You can only do so much as a filmmaker. You can get the right script, make sure the casting is perfect and actually shoot a good film, but that doesn’t guarantee that people are going to make their way to the theaters. Some movies just don’t have the right marketing or a broad enough audience. A lot of films have found themselves on the higher end of critics’ reviews, only to lose money at the box office. Here are some of the more notable films that have done just that.
Nobody was on fire quite like Harrison Ford during the early 1980s after appearing in both “Star Wars” and the “Indiana Jones” series. “Blade Runner” was set to be a surefire hit, but flamed out at the box office. Even with re-releases, “Blade Runner” has grossed just $32.8 million, which is almost identical to the film’s budget. However, “Blade Runner” developed a huge cult following over the years and even spawned a sequel in the 2010s, so not all was lost.
Children of Men
“Children of Men” is one of those movies where, if you’ve seen it, there’s a good chance that you loved it and it stayed with you mentally for a while.
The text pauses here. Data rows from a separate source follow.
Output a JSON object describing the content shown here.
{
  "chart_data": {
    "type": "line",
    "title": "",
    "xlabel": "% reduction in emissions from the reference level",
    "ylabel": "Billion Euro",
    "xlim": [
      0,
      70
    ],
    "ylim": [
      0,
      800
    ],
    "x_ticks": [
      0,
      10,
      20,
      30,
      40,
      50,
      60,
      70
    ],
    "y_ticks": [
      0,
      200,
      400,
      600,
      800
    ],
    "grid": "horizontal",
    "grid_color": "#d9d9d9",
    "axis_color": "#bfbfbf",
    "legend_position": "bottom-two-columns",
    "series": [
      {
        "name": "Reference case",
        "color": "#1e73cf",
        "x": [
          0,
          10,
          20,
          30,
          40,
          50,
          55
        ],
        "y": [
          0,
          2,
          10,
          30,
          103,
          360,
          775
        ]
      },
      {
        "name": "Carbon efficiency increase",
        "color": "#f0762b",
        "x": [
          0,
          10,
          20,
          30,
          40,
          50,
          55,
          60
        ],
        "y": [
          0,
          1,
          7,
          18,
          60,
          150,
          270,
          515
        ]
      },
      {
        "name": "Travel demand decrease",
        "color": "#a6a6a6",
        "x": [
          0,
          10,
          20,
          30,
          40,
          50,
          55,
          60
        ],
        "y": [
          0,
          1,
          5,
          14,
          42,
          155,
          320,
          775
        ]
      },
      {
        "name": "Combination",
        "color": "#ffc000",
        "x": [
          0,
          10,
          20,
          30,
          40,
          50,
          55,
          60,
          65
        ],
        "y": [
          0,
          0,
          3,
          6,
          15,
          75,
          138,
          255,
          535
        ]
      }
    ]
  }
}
The movie was directed by Alfonso Cuaron, who is now a highly touted filmmaker. He was given a $76 million budget to make “Children of Men”, and the film released on Christmas Day in 2006. Perhaps the content was a bit too dark for such a holiday, and “Children of Men” limped along to less than $70 million at the box office worldwide despite a 92 percent rating on Rotten Tomatoes.
With more than 1 million audience ratings on Rotten Tomatoes, “Fight Club” has a 96 percent positive score. That’s almost unheard of with that many votes, and just goes to show how many people love David Fincher’s film starring Brad Pitt and Edward Norton. Fincher had a high budget on the film with $63 million back in late 1999, but domestically had grossed just $37 million. The film did well overseas, but the profits are much lower. Thankfully for Fincher, “Fight Club” has had a sustained success more than 20 years later.
It’s a Wonderful Life
When you think of classic Christmas films, none stand out quite as much as the Jimmy Stewart-led “It’s a Wonderful Life”. The film was released just before Christmas back in 1946, and perhaps was released too close to the holiday, giving audiences just four days to see it before Santa’s arrival. It cost RKO pictures over $3 million to produce “It’s a Wonderful Life”, and it lost more than a half million for the studio. Thankfully, the movie has since become a staple of Christmas and is still aired on network television on an annual basis.